Every year, in cooperation with the Council of Europe, ELSA conducts a coordinated legal research: the International Legal Research Group (click here for an overview of the research projects carried out in recent years). Last year the topic was on freedom of expression, specifically, the protection of journalistic sources.
There is a large number of cases where the authorities in Europe have forced journalists to reveal their sources, or at least tried to do so. The European Court of Human Rights has ruled that Article 10 of the ECHR not only provides protection for the content of information and ideas, but also the means of transmitting them. The press is granted the broadest scope of protection in the case law of the Court, including the confidentiality of journalistic sources. Without such protection, sources may be deterred from assisting the press in informing the public about matters of public interest. The alarm function of the press may be undermined and the ability of the press to provide accurate and reliable information may be adversely affected as journalistic sources are not protected. An order to disclose journalistic sources will not be compatible with Article 10 of the European Convention on Human Rights, unless it is justified by reasons of general interest.

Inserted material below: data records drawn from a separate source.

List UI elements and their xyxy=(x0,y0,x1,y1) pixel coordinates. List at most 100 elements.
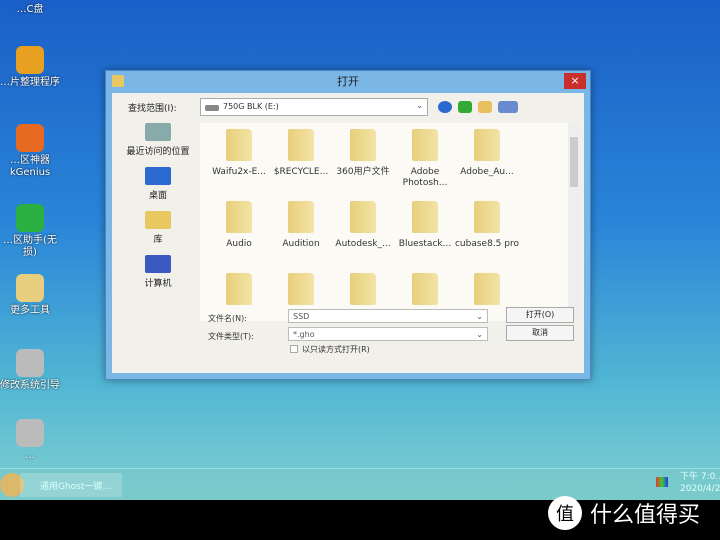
folder-icon xyxy=(350,201,376,233)
folder-item[interactable]: Bluestack... xyxy=(390,201,460,250)
folder-item[interactable]: Adobe_Au... xyxy=(452,129,522,178)
place-icon xyxy=(145,255,171,273)
close-button[interactable]: × xyxy=(564,73,586,89)
clock-time: 下午 7:0… xyxy=(680,472,720,482)
folder-icon xyxy=(288,201,314,233)
folder-item[interactable] xyxy=(390,273,460,311)
desktop-icon-label: … xyxy=(25,450,35,461)
place-item[interactable]: 库 xyxy=(118,211,198,245)
folder-item[interactable] xyxy=(266,273,336,311)
filename-label: 文件名(N): xyxy=(208,314,247,323)
look-in-value: 750G BLK (E:) xyxy=(223,102,279,111)
desktop-icon[interactable]: 修改系统引导 xyxy=(0,349,60,392)
scrollbar[interactable] xyxy=(568,123,580,321)
watermark-text: 什么值得买 xyxy=(590,503,701,528)
readonly-label: 以只读方式打开(R) xyxy=(302,345,370,354)
folder-icon xyxy=(226,273,252,305)
place-label: 桌面 xyxy=(148,191,167,201)
folder-icon xyxy=(412,201,438,233)
look-in-select[interactable]: 750G BLK (E:) ⌄ xyxy=(200,98,428,116)
folder-icon xyxy=(350,273,376,305)
place-item[interactable]: 最近访问的位置 xyxy=(118,123,198,157)
place-item[interactable]: 计算机 xyxy=(118,255,198,289)
folder-icon xyxy=(226,201,252,233)
desktop: …C盘 …片整理程序 …区神器 kGenius …区助手(无损) 更多工具修改系统引导 …… xyxy=(0,0,720,500)
folder-item[interactable]: $RECYCLE... xyxy=(266,129,336,178)
place-label: 库 xyxy=(153,235,163,245)
folder-item[interactable]: Audition xyxy=(266,201,336,250)
desktop-icon-label: …区助手(无损) xyxy=(3,235,57,258)
filetype-label: 文件类型(T): xyxy=(208,332,254,341)
watermark-logo: 值 xyxy=(548,496,582,530)
folder-item[interactable]: cubase8.5 pro xyxy=(452,201,522,250)
clock[interactable]: 下午 7:0… 2020/4/2… xyxy=(680,471,720,495)
desktop-icon-image xyxy=(16,349,44,377)
folder-icon xyxy=(226,129,252,161)
folder-item[interactable]: Waifu2x-E... xyxy=(204,129,274,178)
folder-item[interactable]: Adobe Photosh... xyxy=(390,129,460,189)
desktop-icon[interactable]: 更多工具 xyxy=(0,274,60,317)
new-folder-icon[interactable] xyxy=(478,101,492,113)
place-icon xyxy=(145,167,171,185)
desktop-icon-label: …C盘 xyxy=(16,4,44,15)
desktop-icon-label: 更多工具 xyxy=(10,305,50,316)
folder-item[interactable]: Audio xyxy=(204,201,274,250)
folder-label: cubase8.5 pro xyxy=(454,239,519,249)
folder-label: Adobe Photosh... xyxy=(402,167,448,188)
view-menu-icon[interactable] xyxy=(498,101,518,113)
folder-icon xyxy=(412,273,438,305)
folder-icon xyxy=(288,273,314,305)
up-folder-icon[interactable] xyxy=(458,101,472,113)
folder-item[interactable]: 360用户文件 xyxy=(328,129,398,178)
tray-icon[interactable] xyxy=(656,477,668,487)
folder-label: 360用户文件 xyxy=(336,167,390,177)
place-icon xyxy=(145,123,171,141)
folder-icon xyxy=(288,129,314,161)
drive-icon xyxy=(205,105,219,111)
folder-icon xyxy=(474,273,500,305)
folder-item[interactable] xyxy=(328,273,398,311)
file-list: Waifu2x-E... $RECYCLE... 360用户文件 Adobe Phot… xyxy=(200,123,580,321)
desktop-icon[interactable]: … xyxy=(0,419,60,462)
folder-icon xyxy=(350,129,376,161)
folder-item[interactable]: Autodesk_... xyxy=(328,201,398,250)
desktop-icon-image xyxy=(16,274,44,302)
folder-label: Autodesk_... xyxy=(335,239,391,249)
desktop-icon-image xyxy=(16,204,44,232)
taskbar-item[interactable]: 通用Ghost一键… xyxy=(20,473,122,497)
dialog-title: 打开 xyxy=(337,75,359,88)
desktop-icon[interactable]: …区神器 kGenius xyxy=(0,124,60,179)
watermark: 值什么值得买 xyxy=(548,496,700,530)
folder-label: Adobe_Au... xyxy=(460,167,514,177)
back-icon[interactable] xyxy=(438,101,452,113)
desktop-icon-label: 修改系统引导 xyxy=(0,380,60,391)
folder-item[interactable] xyxy=(452,273,522,311)
desktop-icon-image xyxy=(16,419,44,447)
desktop-icon[interactable]: …区助手(无损) xyxy=(0,204,60,259)
place-label: 计算机 xyxy=(144,279,172,289)
cancel-button[interactable]: 取消 xyxy=(506,325,574,341)
folder-icon xyxy=(474,129,500,161)
desktop-icon-image xyxy=(16,46,44,74)
folder-label: Waifu2x-E... xyxy=(212,167,266,177)
desktop-icon-label: …片整理程序 xyxy=(0,77,60,88)
open-dialog: 打开 × 查找范围(I): 750G BLK (E:) ⌄ 最近访问的位置 桌面库计… xyxy=(105,70,591,380)
place-label: 最近访问的位置 xyxy=(126,147,190,157)
folder-item[interactable] xyxy=(204,273,274,311)
desktop-icon[interactable]: …C盘 xyxy=(0,4,60,16)
desktop-icon[interactable]: …片整理程序 xyxy=(0,46,60,89)
filename-input[interactable]: SSD ⌄ xyxy=(288,309,488,323)
clock-date: 2020/4/2… xyxy=(680,484,720,494)
chevron-down-icon: ⌄ xyxy=(416,101,423,110)
desktop-icon-label: …区神器 kGenius xyxy=(9,155,51,178)
desktop-icon-image xyxy=(16,124,44,152)
place-icon xyxy=(145,211,171,229)
filetype-select[interactable]: *.gho ⌄ xyxy=(288,327,488,341)
folder-label: $RECYCLE... xyxy=(273,167,329,177)
folder-label: Bluestack... xyxy=(398,239,452,249)
open-button[interactable]: 打开(O) xyxy=(506,307,574,323)
scroll-thumb[interactable] xyxy=(570,137,578,187)
folder-label: Audio xyxy=(226,239,252,249)
place-item[interactable]: 桌面 xyxy=(118,167,198,201)
readonly-checkbox[interactable] xyxy=(290,345,298,353)
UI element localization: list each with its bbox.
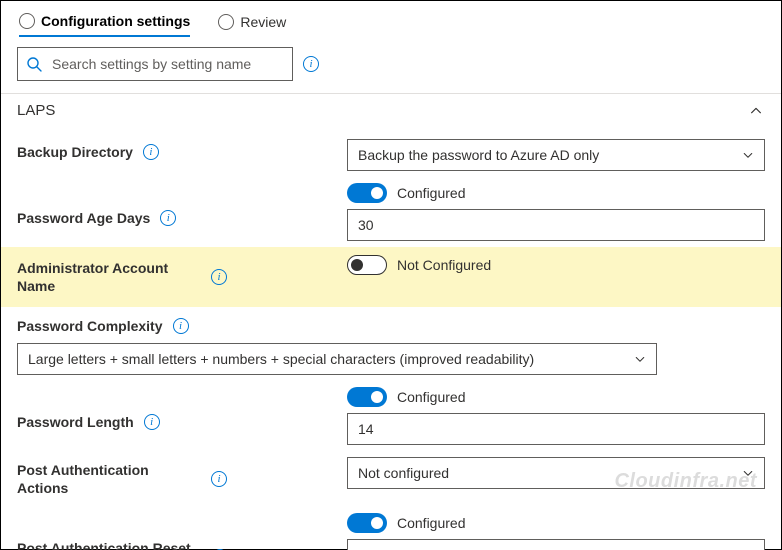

The Council of Europe has established that violations are more frequently encountered in the Member States without clear legislation about the topic. To shed light on this issue, ELSA International, in cooperation with the Council of Europe, has launched an international study to understand how journalistic sources are protected in each Member State.
ELSA the Netherlands has set up a team of five researchers that work together under supervision of the National Academic Coordinator and the National Academic Supervisor to write the report on the topic for the Netherlands.